David Hirata's play is now called 'A Box Without A Bottom'
Berkleyside reports that a Japanese American playwright has changed the name of his play after complaints that the name contained a racist slur.
Originally titled The Jap Box, David Hirata’s play was criticised by board members of the Berkley chapter of the Japanese American Citizens League (JACL).
The play is being held at The Marsh Berkeley in Berkley, California.
In a letter from the JACL to Hirata, the organisation said the play’s title “revives a hateful racist slur that causes deep pain for us and recalls a tragic period within the living memory of our community, when 120,000 Japanese Americans were torn from their homes during WWII because of racial hatred, war hysteria and greed.
“We were put behind barbed wire and guarded by armed sentries for years.”
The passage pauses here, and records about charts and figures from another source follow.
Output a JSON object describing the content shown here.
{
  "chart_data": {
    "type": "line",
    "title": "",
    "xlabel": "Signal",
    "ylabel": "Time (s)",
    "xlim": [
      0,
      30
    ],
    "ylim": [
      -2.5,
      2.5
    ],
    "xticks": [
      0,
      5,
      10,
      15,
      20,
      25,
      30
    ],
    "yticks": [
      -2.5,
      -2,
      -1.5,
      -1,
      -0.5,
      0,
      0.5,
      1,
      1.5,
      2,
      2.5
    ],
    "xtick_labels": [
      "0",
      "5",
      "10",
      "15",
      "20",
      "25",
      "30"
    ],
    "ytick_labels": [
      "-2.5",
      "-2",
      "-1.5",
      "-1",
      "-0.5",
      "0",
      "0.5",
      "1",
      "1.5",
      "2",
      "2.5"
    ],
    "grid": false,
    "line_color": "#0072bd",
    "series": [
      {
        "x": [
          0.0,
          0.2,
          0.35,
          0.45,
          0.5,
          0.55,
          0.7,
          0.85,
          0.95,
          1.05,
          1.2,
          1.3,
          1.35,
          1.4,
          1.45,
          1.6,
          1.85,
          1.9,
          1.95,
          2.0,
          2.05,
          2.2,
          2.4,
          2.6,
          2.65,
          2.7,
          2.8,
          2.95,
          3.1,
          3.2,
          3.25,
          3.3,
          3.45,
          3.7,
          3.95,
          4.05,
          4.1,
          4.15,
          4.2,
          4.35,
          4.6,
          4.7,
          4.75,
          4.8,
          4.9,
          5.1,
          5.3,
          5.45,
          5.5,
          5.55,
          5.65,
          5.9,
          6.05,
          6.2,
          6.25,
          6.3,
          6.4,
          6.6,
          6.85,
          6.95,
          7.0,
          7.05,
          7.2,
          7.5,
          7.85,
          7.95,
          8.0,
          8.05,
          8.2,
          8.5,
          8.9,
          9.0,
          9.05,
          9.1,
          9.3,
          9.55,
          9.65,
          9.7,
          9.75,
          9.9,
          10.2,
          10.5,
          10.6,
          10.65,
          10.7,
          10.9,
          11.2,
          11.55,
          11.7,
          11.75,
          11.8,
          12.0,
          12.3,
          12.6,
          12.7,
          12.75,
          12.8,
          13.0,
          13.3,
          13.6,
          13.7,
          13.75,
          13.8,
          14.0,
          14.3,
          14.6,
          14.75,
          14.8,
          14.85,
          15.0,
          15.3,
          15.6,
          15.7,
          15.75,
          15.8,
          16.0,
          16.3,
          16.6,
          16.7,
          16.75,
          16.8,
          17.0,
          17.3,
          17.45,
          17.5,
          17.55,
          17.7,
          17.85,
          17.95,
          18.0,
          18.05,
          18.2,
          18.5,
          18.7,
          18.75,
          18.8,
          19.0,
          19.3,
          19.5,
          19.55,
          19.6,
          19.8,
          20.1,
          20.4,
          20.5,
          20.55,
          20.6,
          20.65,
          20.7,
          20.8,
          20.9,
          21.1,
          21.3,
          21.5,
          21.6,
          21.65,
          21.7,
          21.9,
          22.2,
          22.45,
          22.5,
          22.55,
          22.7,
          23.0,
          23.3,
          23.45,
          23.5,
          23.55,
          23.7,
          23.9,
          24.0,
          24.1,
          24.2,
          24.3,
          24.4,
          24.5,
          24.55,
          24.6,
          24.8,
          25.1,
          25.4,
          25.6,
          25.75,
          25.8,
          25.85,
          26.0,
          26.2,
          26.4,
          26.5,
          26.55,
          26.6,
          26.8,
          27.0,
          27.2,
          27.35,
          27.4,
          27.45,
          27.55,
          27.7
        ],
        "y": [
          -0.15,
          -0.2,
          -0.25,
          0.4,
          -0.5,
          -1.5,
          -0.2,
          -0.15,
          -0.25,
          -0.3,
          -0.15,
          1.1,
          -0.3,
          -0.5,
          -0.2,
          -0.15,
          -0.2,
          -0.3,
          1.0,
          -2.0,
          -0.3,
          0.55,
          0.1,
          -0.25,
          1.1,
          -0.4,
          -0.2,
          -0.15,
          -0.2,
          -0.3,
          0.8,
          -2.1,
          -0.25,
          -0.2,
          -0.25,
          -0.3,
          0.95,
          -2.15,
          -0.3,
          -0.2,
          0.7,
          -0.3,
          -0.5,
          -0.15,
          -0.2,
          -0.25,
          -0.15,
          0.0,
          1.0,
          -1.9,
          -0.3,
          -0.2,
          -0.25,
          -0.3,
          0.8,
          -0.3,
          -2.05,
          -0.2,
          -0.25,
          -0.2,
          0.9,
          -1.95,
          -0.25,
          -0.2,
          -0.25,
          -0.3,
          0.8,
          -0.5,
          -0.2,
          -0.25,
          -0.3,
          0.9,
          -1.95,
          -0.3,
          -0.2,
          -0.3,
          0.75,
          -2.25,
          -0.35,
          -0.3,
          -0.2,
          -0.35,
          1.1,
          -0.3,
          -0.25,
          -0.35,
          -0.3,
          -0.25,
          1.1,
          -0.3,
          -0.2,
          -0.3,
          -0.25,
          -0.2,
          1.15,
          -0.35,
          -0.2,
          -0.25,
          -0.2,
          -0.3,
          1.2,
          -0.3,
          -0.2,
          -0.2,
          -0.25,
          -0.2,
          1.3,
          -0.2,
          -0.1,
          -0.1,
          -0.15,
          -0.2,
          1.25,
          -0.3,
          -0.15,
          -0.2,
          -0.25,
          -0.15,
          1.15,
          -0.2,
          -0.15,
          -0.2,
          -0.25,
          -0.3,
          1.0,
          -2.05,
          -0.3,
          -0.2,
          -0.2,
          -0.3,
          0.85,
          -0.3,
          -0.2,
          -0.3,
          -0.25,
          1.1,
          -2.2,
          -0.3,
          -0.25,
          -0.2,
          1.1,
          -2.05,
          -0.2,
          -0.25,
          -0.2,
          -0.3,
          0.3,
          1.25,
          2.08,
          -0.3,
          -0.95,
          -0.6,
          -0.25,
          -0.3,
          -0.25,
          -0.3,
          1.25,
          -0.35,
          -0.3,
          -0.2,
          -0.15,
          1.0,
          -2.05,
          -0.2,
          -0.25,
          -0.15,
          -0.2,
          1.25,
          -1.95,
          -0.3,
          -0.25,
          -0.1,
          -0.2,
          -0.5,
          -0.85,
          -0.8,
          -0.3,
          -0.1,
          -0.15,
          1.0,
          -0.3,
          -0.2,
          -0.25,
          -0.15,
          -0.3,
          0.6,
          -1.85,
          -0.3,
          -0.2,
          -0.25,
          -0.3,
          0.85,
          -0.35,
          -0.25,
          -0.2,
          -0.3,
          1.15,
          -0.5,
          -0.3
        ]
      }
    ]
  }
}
The letter highlights that 1,300 first- and second-generation Japanese and Japanese Americans from Berkeley were forced out of their homes in WWII.
“These Berkeleyans lost their businesses, homes, life savings, their basic human dignity,” reads the letter. “Their education was interrupted, their friendships and community relationships were halted.”
“The word “Jap” is at the epicenter of this experience because it was used not only as a racist epithet by strangers, but in newspapers and by the government itself during this horrific time,” the letter read.
Hirata apologised for the play’s title and issued an apology on the Marsh Berkley’s website.
His play has since been renamed to A Box Without a Bottom, which refers to a Japanese magic prop -Soko-nashi Bako AKA the bottomless box.
“I deeply regret the pain that my choice has caused,” Hirata wrote. “Though I have a real connection with the account of the Soko-nashi Bako, the raw pain of the “J word” is not my story to tell. The pain caused in the Japanese-American community by the title was real and something I regret. I felt that making a title change with my apologies was the appropriate action.”
The play tells the story of Japanese magician Namigoro Sumidagawa, who was the first Japanese citizen to leave the country in over 200 years. In 1886 Sumidagawa came to the U.S. as part of the “Imperial Japanese Troupe,” and “dazzled audiences across Victorian America with his exotic stage magic and became a media celebrity.”
Hirata stars himself in the play and portrays three magicians: himself, Sumidagawa and the American magician Wellington Tobias.